Gloria Namgung, Editor-in-Chief

The class meetings held on Friday, Dec. 2 were not effective for students. 

The goal of these meetings was to hold students accountable for the number of tardies and low grades that were present in each grade level. However, there were no reforms or ideas given to students to help with academic performance and presence. 

Rather than seating students of all grade levels to give insight and aid on how to avoid these issues, statistics were given to warn students. 

What could have been done instead?

School officials could have followed up on the high numbers of tardies with tips on how to get to class on time and acknowledge the consequences of serving time in academic recovery. The amount of failing grades could’ve been an outlet to introduce tutoring available inside the school. 

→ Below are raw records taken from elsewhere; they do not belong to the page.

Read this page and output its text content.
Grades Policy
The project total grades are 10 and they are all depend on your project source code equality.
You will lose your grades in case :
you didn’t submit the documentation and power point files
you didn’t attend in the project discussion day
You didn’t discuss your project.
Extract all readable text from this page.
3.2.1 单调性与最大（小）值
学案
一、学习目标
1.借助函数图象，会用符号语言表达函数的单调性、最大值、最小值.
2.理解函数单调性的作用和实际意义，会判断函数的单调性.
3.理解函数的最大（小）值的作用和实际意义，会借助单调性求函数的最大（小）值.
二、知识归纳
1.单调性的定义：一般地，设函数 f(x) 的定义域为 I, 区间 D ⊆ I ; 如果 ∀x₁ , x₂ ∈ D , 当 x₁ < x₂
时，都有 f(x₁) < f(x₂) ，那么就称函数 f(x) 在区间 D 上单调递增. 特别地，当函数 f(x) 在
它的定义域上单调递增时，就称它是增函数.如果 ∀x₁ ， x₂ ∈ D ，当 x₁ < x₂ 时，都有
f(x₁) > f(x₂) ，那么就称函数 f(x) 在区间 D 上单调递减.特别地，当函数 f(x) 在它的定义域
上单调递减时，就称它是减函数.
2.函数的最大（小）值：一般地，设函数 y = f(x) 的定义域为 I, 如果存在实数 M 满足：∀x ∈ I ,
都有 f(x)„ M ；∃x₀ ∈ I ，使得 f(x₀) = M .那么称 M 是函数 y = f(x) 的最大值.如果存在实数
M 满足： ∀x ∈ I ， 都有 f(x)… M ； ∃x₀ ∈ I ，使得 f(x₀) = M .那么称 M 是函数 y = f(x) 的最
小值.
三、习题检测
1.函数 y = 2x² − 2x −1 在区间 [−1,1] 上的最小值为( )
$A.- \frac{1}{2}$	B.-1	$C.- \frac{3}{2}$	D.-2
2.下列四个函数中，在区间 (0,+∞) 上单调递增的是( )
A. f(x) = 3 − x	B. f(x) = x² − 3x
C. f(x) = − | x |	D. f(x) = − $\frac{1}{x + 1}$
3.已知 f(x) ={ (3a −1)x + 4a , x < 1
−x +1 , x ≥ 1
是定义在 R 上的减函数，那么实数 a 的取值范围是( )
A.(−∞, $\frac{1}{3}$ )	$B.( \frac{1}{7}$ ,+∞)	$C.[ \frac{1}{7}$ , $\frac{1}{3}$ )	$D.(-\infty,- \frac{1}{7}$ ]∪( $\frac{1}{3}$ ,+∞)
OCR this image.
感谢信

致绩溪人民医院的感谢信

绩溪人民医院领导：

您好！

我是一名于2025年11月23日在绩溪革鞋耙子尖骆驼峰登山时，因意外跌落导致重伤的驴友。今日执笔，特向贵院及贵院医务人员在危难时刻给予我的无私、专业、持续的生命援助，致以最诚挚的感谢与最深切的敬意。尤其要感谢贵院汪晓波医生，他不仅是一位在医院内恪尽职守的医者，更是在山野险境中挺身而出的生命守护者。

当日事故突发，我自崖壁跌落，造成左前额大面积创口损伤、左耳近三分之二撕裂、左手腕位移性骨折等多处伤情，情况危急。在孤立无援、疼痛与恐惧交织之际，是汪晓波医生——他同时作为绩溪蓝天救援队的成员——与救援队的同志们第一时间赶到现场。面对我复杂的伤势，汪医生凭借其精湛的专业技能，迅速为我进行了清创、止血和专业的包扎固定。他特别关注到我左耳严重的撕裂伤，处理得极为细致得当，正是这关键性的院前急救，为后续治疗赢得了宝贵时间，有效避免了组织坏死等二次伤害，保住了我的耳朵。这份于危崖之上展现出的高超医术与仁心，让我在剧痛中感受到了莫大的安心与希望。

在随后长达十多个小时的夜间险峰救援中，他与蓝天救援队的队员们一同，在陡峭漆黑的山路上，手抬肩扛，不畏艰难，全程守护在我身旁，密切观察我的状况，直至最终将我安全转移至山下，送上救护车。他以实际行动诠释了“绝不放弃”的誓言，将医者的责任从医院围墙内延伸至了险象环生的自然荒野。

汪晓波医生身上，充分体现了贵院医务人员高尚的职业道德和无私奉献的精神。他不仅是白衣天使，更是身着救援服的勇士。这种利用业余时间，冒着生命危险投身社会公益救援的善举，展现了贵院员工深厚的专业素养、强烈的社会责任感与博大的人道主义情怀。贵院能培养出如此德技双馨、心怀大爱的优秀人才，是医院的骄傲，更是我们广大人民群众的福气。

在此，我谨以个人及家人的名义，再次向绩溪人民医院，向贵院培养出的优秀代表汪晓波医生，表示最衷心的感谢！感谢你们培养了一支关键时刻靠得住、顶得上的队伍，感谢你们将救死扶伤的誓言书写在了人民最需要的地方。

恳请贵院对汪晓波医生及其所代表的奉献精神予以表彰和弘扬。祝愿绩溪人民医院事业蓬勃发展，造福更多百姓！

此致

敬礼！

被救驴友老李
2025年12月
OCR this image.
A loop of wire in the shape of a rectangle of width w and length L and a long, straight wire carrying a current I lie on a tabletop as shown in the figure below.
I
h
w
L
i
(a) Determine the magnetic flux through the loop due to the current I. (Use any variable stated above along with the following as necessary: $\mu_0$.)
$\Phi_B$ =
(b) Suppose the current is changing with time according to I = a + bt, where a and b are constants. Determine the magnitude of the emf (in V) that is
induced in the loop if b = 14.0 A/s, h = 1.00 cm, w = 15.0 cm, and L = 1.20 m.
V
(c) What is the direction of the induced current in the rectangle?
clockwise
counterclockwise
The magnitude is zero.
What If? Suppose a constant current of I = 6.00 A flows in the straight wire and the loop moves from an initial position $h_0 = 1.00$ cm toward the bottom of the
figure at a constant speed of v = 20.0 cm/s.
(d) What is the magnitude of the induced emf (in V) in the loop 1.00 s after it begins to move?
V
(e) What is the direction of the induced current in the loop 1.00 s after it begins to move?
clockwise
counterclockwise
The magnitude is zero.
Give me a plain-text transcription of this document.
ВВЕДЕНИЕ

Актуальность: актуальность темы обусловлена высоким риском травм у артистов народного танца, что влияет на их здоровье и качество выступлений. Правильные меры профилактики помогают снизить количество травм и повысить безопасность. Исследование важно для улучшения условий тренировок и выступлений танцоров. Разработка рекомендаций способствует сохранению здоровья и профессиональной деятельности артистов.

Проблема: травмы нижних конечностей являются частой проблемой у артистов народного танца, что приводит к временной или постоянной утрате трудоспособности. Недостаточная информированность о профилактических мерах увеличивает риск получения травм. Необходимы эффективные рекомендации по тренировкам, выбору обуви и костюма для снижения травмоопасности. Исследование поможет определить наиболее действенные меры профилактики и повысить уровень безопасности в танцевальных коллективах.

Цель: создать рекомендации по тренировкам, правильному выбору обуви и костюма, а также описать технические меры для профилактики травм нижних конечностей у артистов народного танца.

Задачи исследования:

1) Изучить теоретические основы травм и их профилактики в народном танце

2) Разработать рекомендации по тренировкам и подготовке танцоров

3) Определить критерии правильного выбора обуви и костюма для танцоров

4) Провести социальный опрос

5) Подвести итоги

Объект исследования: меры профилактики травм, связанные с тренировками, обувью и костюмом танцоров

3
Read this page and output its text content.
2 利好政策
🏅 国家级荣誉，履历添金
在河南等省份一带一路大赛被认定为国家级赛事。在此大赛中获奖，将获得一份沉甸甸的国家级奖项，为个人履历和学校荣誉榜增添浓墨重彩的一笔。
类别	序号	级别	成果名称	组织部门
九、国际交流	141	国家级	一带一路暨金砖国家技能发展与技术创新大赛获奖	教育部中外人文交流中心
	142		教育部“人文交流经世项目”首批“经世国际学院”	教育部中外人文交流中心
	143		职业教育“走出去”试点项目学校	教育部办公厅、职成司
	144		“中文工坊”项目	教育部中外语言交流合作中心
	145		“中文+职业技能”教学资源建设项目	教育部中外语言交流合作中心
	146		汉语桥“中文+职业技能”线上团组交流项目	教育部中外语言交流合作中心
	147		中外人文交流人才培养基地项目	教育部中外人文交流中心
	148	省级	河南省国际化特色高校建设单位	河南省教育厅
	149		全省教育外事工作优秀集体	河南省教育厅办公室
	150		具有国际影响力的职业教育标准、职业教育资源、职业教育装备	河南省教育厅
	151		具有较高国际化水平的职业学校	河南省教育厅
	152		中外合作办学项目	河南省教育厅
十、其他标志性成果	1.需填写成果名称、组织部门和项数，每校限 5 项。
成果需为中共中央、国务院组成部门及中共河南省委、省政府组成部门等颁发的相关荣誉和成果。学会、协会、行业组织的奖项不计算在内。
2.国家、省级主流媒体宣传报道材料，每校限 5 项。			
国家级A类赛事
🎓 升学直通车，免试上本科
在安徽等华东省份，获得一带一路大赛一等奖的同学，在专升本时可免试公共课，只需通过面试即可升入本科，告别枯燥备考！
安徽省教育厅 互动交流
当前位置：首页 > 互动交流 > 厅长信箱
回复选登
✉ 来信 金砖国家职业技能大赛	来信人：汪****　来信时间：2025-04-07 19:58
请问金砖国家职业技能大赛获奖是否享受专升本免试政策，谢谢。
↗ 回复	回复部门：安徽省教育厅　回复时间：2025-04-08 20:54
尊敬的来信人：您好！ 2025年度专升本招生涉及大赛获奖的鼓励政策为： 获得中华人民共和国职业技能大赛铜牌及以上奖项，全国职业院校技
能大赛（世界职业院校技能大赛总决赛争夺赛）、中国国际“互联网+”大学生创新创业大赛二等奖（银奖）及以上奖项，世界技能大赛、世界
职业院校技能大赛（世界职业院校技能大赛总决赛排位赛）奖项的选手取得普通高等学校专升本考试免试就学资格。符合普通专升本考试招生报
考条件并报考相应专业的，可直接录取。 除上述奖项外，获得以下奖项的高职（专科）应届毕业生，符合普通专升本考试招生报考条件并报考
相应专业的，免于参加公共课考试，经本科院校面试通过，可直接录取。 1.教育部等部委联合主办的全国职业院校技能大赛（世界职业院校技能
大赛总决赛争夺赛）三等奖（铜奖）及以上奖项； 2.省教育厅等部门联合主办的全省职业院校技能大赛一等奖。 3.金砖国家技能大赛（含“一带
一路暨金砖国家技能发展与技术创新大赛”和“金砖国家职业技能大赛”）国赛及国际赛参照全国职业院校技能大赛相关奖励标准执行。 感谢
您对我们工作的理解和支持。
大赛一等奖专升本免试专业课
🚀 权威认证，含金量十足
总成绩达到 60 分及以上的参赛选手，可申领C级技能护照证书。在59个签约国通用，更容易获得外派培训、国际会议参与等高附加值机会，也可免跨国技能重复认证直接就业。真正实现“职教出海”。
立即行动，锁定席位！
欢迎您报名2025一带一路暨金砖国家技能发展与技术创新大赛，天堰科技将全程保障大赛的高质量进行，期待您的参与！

The material addressed in the class meetings could have easily been covered in an advisory class period rather than students having to leave in the middle of their classes to head to the auditorium. If advisory has the main goal of being an additional required class to further academic performance with students, it is more appropriate and efficient to discuss it in that setting. 

From a student’s standpoint, I felt more unaccomplished and lectured after the meeting rather than educated on what to do to avoid receiving tardies and failing grades. 

The last class meeting discussed Homecoming Week and the activities and opportunities regarding it. This class meeting was a success because students had the ability to vote and choose how they wanted the school’s Homecoming Week to look. In addition, students voted for who they wanted the student body president to be. This is how a class meeting should be structured, with students having the power to participate and use their voices as input.

In the future, I would hope that class meetings would be beneficial for teachers and students. Rather than a platform to lecture students, it should be a platform to educate and guide students in completing high school over the years.